Reaktion auf die neue Lärm- und Vibrationsschutzverordnung

Neuer Maßstab für den Schallschutz an Pressenstraßen: Schallpegelreduzierung um bis zu 22 dB

14. Mai 2012
Schallschutz an einer Pressenstraße
Bild 1: Reaktion auf die neue Lärm- und Vibrationsschutzverordnung (Schallschutz an einer Pressenstraße)

Bisher war bei Großserienpressen und ähnlichen Anlagen eine Lärmreduzierung um 16 dB „state of the art“. Jetzt hat die Faist Anlagenbau GmbH Schallschutzsysteme entwickelt, die den Geräuschpegel um bis zu 22 dB senken. Ziel ist es, auch bei sehr leistungsstarken Pressen den Schallpegel unter 80 dB zu halten.
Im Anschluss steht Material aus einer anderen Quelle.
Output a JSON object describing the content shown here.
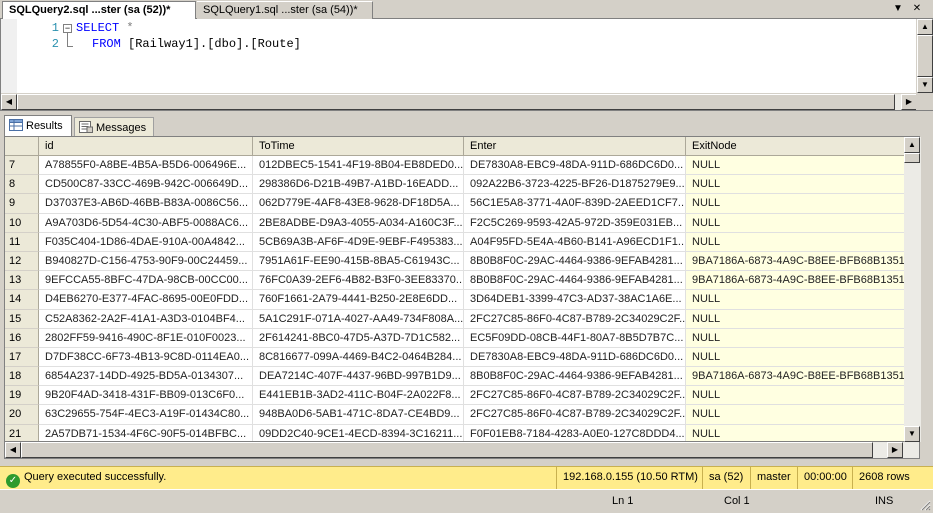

Hintergrund dieser Entwicklung: Nach der neuen Lärm- und Vibrationsarbeitsschutzverordnung müssen in Lärmbereichen ab 80 dB kostenintensive Maßnahmen für die Mitarbeiter eingeleitet werden. Gemäß den Betriebsvereinbarungen der Automobilhersteller sind diese sogar verpflichtet, ihren Mitarbeitern eine Zulage zahlen, wenn der Geräuschpegel bei mehr als 85 dB liegt.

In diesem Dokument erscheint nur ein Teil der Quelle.